Therapeutic interest
Our ultimate goal is to discover therapeutic targets that lead to effective therapies for epilepsy. To work toward this goal, we are improving our knowledge of the pathophysiological mechanisms that cause neuronal synchrony in epilepsy by investigating how epileptic activity is initiated and maintained. More specifically, we are using optogenetic tools to identify targets that alleviate symptoms of epilepsy without causing side effects. Our work will provide a foundation on which researchers can develop novel treatments for seizures that occur in epilepsy and other neurological or cognitive disorders.

Approaches
We are using a multidisciplinary approach in genetic and pharmacological animals models of human disease, including, 1) a combination of optogenetic tools to manipulate cells in vivo and in vitro; 2) intracellular electrophysiology in rodents and whole-cell patch-clamp electrophysiology in brain slices to dissect single-synaptic and large-scale network activity; 3) laser scanning/glutamate uncaging in brain slices to map circuit rewiring; 4) pharmacology to study the molecular mechanisms of anti-epileptic drugs; 5) programmable processors to detect seizures and control these by closed-loop optogenetic approaches in real-time in behaving rodents; and 6) complementary neuroanatomy to track the morphology of neurons.

Contributions
Our recent publication (Paz et al., Nature Neuroscience 2012) was the first to reveal that seizures can be instantaneously aborted in real-time with closed-loop optogenetic control of a specific cell type. This work led us to identify thalamocortical neurons as novel targets that control post-stroke seizures in real-time without side effects. We believe that this same approach will reveal control points in the brain—regions, cells, and circuits—in other forms of epilepsy and neurological and cognitive disorders.

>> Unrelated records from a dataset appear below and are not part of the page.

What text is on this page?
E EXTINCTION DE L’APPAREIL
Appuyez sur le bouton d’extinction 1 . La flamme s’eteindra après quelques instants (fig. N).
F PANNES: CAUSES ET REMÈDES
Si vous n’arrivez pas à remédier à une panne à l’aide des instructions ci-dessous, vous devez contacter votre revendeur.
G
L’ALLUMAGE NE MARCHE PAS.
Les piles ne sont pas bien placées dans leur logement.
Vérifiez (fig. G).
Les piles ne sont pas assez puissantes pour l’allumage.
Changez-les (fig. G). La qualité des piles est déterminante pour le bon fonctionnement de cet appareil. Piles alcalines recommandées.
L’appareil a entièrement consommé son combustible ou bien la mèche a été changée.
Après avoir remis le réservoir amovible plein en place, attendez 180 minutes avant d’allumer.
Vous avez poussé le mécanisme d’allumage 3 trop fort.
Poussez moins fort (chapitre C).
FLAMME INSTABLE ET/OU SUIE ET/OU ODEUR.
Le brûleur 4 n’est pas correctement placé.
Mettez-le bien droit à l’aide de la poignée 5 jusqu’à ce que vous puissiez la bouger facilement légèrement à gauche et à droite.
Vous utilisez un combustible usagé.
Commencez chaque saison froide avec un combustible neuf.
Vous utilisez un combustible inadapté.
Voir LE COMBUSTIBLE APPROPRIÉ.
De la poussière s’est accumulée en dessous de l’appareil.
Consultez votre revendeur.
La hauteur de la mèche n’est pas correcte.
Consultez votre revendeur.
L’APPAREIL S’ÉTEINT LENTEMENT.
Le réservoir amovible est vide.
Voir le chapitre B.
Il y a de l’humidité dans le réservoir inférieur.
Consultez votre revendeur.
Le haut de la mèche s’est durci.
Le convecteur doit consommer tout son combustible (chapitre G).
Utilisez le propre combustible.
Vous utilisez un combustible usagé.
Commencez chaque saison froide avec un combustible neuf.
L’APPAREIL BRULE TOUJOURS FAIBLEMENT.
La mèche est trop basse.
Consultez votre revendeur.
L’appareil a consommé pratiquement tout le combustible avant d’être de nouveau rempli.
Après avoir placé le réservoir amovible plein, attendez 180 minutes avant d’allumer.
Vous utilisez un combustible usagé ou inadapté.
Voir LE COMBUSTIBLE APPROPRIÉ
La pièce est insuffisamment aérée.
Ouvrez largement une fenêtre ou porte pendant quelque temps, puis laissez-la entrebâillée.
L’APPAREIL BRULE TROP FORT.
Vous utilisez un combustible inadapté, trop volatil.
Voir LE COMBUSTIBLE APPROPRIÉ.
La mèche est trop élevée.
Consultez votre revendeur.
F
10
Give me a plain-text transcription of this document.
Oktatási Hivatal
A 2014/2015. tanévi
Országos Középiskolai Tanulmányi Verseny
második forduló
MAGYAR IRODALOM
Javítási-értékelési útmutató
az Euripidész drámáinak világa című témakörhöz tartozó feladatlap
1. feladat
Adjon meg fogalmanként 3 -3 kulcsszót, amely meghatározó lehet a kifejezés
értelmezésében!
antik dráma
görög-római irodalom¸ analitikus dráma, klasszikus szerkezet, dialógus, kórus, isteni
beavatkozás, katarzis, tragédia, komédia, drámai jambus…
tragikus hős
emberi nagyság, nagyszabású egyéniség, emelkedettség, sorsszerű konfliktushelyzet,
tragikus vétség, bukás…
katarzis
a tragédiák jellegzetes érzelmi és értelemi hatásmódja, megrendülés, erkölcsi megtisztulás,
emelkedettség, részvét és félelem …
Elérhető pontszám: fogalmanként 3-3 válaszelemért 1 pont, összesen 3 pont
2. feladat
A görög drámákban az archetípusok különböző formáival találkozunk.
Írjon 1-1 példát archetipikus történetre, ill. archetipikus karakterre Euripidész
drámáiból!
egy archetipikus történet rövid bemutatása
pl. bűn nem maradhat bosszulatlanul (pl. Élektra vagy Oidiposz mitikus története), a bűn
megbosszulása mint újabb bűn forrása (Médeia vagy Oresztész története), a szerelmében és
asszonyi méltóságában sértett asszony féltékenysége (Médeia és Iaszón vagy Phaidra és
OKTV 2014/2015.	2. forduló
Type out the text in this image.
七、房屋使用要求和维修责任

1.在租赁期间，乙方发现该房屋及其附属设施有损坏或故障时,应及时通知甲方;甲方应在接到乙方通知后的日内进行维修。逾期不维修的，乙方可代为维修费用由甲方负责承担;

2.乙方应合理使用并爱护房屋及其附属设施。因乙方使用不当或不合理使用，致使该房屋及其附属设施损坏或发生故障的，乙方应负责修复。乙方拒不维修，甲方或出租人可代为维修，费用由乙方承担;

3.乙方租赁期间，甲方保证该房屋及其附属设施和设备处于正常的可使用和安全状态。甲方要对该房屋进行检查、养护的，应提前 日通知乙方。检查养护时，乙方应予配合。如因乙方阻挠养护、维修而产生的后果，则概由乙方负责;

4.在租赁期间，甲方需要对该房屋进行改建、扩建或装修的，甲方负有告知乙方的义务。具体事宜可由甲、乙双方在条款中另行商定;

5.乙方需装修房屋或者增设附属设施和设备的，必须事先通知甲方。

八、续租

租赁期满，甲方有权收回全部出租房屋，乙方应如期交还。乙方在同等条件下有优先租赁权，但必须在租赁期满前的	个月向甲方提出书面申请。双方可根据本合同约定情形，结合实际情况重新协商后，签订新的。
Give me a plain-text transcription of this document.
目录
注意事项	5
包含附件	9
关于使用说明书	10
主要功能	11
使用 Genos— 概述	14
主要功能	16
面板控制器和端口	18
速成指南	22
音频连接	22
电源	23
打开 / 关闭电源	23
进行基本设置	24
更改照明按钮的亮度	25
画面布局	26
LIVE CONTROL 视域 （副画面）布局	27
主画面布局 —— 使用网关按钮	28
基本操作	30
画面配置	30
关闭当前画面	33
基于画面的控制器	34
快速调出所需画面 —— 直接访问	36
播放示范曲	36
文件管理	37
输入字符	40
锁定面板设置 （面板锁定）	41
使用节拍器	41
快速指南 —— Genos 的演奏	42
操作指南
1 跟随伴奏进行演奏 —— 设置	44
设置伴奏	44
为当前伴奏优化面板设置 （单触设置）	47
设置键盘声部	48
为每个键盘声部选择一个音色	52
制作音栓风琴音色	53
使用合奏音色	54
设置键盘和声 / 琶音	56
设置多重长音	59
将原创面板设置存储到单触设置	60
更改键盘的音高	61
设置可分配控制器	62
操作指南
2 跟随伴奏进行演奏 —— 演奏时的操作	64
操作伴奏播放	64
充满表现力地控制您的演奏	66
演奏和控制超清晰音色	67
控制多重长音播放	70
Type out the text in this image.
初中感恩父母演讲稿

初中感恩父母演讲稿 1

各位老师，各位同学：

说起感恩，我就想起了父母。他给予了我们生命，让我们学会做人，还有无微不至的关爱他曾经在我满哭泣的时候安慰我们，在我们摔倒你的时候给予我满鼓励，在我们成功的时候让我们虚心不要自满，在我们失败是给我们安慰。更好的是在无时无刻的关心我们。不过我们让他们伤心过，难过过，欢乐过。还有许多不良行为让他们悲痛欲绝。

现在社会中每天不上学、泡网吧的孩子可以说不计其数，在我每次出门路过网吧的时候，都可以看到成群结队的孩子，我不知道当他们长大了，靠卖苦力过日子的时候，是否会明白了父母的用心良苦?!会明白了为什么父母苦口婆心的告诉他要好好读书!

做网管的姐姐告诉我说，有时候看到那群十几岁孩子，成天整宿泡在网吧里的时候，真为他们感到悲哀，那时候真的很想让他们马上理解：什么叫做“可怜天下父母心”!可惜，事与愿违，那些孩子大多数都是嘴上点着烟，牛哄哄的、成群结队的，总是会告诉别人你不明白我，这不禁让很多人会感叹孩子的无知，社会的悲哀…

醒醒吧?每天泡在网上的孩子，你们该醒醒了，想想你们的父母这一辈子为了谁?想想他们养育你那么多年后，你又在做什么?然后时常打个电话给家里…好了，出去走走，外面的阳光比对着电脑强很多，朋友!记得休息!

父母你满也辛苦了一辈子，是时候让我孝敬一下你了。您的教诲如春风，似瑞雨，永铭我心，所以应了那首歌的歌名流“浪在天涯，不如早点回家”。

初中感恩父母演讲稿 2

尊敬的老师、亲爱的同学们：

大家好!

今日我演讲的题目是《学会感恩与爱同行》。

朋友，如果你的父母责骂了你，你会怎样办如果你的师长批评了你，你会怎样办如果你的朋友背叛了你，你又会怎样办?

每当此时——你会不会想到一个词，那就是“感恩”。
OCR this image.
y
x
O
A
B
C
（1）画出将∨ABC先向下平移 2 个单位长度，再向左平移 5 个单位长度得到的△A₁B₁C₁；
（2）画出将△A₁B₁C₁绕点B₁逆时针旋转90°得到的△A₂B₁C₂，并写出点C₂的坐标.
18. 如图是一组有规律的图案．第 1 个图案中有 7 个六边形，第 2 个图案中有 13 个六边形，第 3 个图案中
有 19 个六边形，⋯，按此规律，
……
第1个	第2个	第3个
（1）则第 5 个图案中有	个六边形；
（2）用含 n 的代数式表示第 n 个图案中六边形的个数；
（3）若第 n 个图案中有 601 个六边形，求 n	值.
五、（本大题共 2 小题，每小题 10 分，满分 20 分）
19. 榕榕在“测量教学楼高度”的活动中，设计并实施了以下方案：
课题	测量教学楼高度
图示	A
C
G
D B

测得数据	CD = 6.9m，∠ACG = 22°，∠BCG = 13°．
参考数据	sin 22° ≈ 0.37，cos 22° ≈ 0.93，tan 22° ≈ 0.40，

Some questions addressed in ongoing and future studies

  1. Which key cells and synaptic targets are sufficient to control seizures in real-time without side effects?
  2. What forms of neural plasticity affect the recovery of brain function after injury and in cerebrovascular diseases?
  3. What are the mechanisms that cause epilepsy after brain injuries such as stroke?
  4. How can we prevent epilepsy from developing after brain injury?
  5. What are the mechanisms that underlie seizure initiation, spread and modulation?
  6. What mechanisms underlie loss of consciousness during seizures?
  7. What are the co-morbidities of network dysfunction in epilepsy and psychiatric and cognitive disorders (e.g., Alzheimer’s disease, schizophrenia, autism)?